As you would in the balance sheet, split into tangible and intangible assets. Tangibles are the easiest as you can tell from a bank statement(s) how much cash you have. Then your buildings, machinery, equipment, vehicles, IT etc all have a fair market value. Some buildings can be worth far more than expected. I won't bore you with accounting standards, but you should be valuating your buildings annuals (your auditor/accountant should do this for you).
With intangibles this can be more complex, so lets break down into the main categories:
IP & Patents - If you have any of these, a lawyer or IP expert should advise on the valuation. In theory, the longer you have on a patent, the more valuable it is. However, someone else may have invented something better which will lower the value of your patent as your product will have less demand. Hence an expert in this area will be needed to guide you.
Brand value - You might have heard about the $1 Billion deal the drinks brand Casamigos achieved when bought out by Diageo. Certainly didn't hurt that one of the founders was George Clooney! Another of the co-founders Rand Gerber is married to Cindy Crawford. All that star power sprinkled some extreme magic. However, for other mere mortals, customer loyalty, social media reach, distribution deals etc can add up to some hefty brand value.
Client/customer list - Depending on your industry this can be a very valuable asset.

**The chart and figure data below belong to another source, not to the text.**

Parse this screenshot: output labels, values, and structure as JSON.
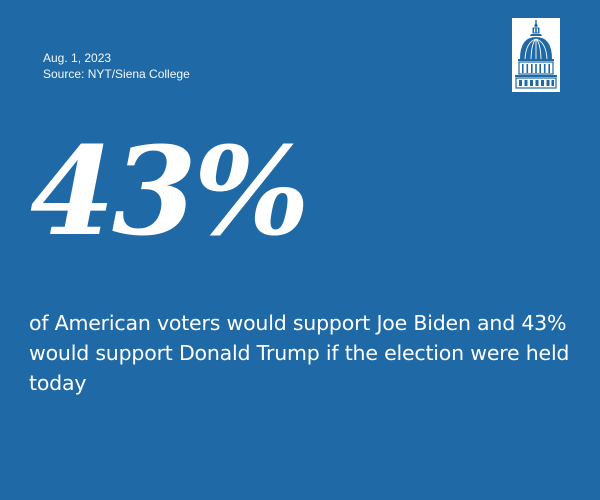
{
  "colors": {
    "background": "#1f6aa6",
    "text": "#ffffff"
  },
  "meta": {
    "date": "Aug. 1, 2023",
    "source": "Source: NYT/Siena College"
  },
  "logo": {
    "icon": "capitol-dome-icon"
  },
  "headline": {
    "value": "43%"
  },
  "statement": {
    "text": "of American voters would support Joe Biden and 43% would support Donald Trump if the election were held today"
  }
}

You spent years networking, servicing and retaining this loyalty. To acquire those contracts today, would cost quiet a bit.
Your team - You may have a very educated and experienced team. World class scientists or revenue generating experts, that are integral to the business. Look into valuing your team. This can include any associates who work exclusively for the business.

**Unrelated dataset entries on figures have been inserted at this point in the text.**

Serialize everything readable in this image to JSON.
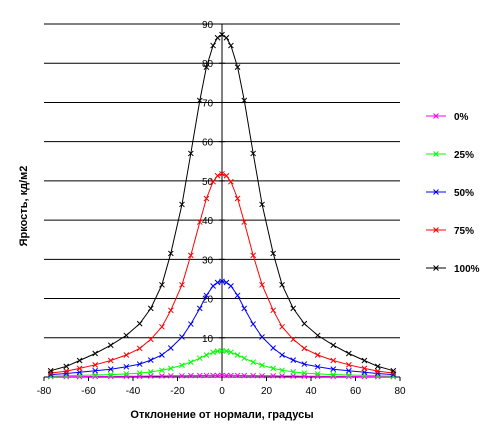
{
  "chart_data": {
    "type": "line",
    "title": "",
    "xlabel": "Отклонение от нормали, градусы",
    "ylabel": "Яркость, кд/м2",
    "xlim": [
      -80,
      80
    ],
    "ylim": [
      0,
      90
    ],
    "x_ticks": [
      -80,
      -60,
      -40,
      -20,
      0,
      20,
      40,
      60,
      80
    ],
    "y_ticks": [
      0,
      10,
      20,
      30,
      40,
      50,
      60,
      70,
      80,
      90
    ],
    "y_tick_labels": [
      "",
      "10",
      "20",
      "30",
      "40",
      "50",
      "60",
      "70",
      "80",
      "90"
    ],
    "grid": "horizontal",
    "legend_position": "right",
    "x": [
      -77,
      -70,
      -64,
      -57,
      -50,
      -43,
      -37,
      -32,
      -27,
      -23,
      -18,
      -14,
      -10,
      -7,
      -4,
      -2,
      0,
      2,
      4,
      7,
      10,
      14,
      18,
      23,
      27,
      32,
      37,
      43,
      50,
      57,
      64,
      70,
      77
    ],
    "series": [
      {
        "name": "0%",
        "color": "#ff00ff",
        "values": [
          0.1,
          0.1,
          0.1,
          0.15,
          0.15,
          0.2,
          0.2,
          0.25,
          0.25,
          0.3,
          0.3,
          0.35,
          0.35,
          0.4,
          0.4,
          0.4,
          0.4,
          0.4,
          0.4,
          0.4,
          0.35,
          0.35,
          0.3,
          0.3,
          0.25,
          0.25,
          0.2,
          0.2,
          0.15,
          0.15,
          0.1,
          0.1,
          0.1
        ]
      },
      {
        "name": "25%",
        "color": "#00ff00",
        "values": [
          0.2,
          0.3,
          0.4,
          0.5,
          0.6,
          0.8,
          1.0,
          1.3,
          1.7,
          2.2,
          3.0,
          3.8,
          4.8,
          5.6,
          6.3,
          6.6,
          6.7,
          6.6,
          6.3,
          5.6,
          4.8,
          3.8,
          3.0,
          2.2,
          1.7,
          1.3,
          1.0,
          0.8,
          0.6,
          0.5,
          0.4,
          0.3,
          0.2
        ]
      },
      {
        "name": "50%",
        "color": "#0000ff",
        "values": [
          0.6,
          0.9,
          1.2,
          1.6,
          2.0,
          2.6,
          3.3,
          4.3,
          5.6,
          7.4,
          10.2,
          13.5,
          17.5,
          20.8,
          23.2,
          24.1,
          24.4,
          24.1,
          23.2,
          20.8,
          17.5,
          13.5,
          10.2,
          7.4,
          5.6,
          4.3,
          3.3,
          2.6,
          2.0,
          1.6,
          1.2,
          0.9,
          0.6
        ]
      },
      {
        "name": "75%",
        "color": "#ff0000",
        "values": [
          1.0,
          1.5,
          2.2,
          3.1,
          4.2,
          5.6,
          7.3,
          9.6,
          12.8,
          17.0,
          23.5,
          31.0,
          39.5,
          45.5,
          49.8,
          51.3,
          51.8,
          51.3,
          49.8,
          45.5,
          39.5,
          31.0,
          23.5,
          17.0,
          12.8,
          9.6,
          7.3,
          5.6,
          4.2,
          3.1,
          2.2,
          1.5,
          1.0
        ]
      },
      {
        "name": "100%",
        "color": "#000000",
        "values": [
          1.6,
          2.7,
          4.2,
          6.0,
          8.1,
          10.6,
          13.6,
          17.5,
          23.5,
          31.5,
          44.0,
          57.0,
          70.5,
          79.0,
          84.5,
          86.5,
          87.3,
          86.5,
          84.5,
          79.0,
          70.5,
          57.0,
          44.0,
          31.5,
          23.5,
          17.5,
          13.6,
          10.6,
          8.1,
          6.0,
          4.2,
          2.7,
          1.6
        ]
      }
    ]
  }
}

There is a high chance you won't be the first drinks brand, event business, engineering company etc to sell, or even get an investor. Therefore, with a bit of research you can get some ideas about comparisons.

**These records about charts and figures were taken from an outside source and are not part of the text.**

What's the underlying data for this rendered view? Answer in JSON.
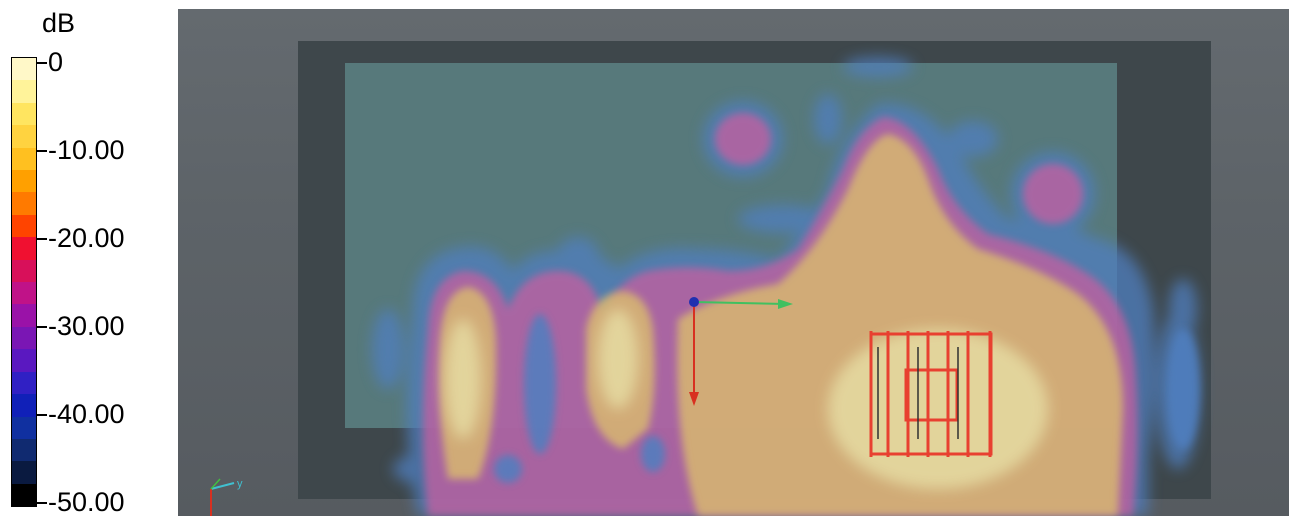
{
  "legend": {
    "unit": "dB",
    "ticks": [
      "0",
      "-10.00",
      "-20.00",
      "-30.00",
      "-40.00",
      "-50.00"
    ],
    "colors": [
      "#fff8c8",
      "#fff39a",
      "#ffe560",
      "#ffd340",
      "#ffc020",
      "#ffa000",
      "#ff7a00",
      "#ff4400",
      "#f01030",
      "#d8105a",
      "#c01288",
      "#9a12a8",
      "#7a16b4",
      "#5a18c0",
      "#3020c4",
      "#1020b8",
      "#1030a0",
      "#102a70",
      "#0a1a40",
      "#000000"
    ]
  },
  "viewport": {
    "axis_label": "y",
    "colors": {
      "background": "#5f6569",
      "board": "#3e474b",
      "screen": "#57797b"
    }
  }
}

To find comparisons for private companies it is harder, but listed companies sales values can be used. Though, you might not be able to claim quite the same value as a public company, as they have greater scale to leverage from. Though as with the Casamigo example above, you might have some fantastic press and industry recognition.
Also, google for sales of private businesses in your sector, as these do get covered in the press as well as looking up transactions on Companies House (your countries equivalent).
Pulling it all together
After reviewing all your assets (including yourself if you plan to stay on in some capacity) and deducting any loans you can include the EBITA to give an approximate book value (balance sheet valuation). As with any estimate it is a best guess at a point in time. Therefore looking at comparisons can help to justify and benchmark the valuation you have.
Any potential investor/buyer will want to do their own due diligence and challenge your assumptions. This is very normal. Everyone involved wants to feel like they got a good deal.
Also, bear in mind that there will be industry nuances around valuations. So, the above is a general guide. When you hear of a business being bought at a 'premium' that goodwill is a belief there is further future value.
The business environment can change during the selling period which can impact the final offer. Therefore, you might feel that you may want to postpone a year or two to let the market improve. However, consider why you want to sell and if a potential 5-10% difference is really worth the wait?
The value of your business could be substantial, even in a depressed market so that the return on your years of investment will be worth selling. In order to retire, travel the world or even start a new venture.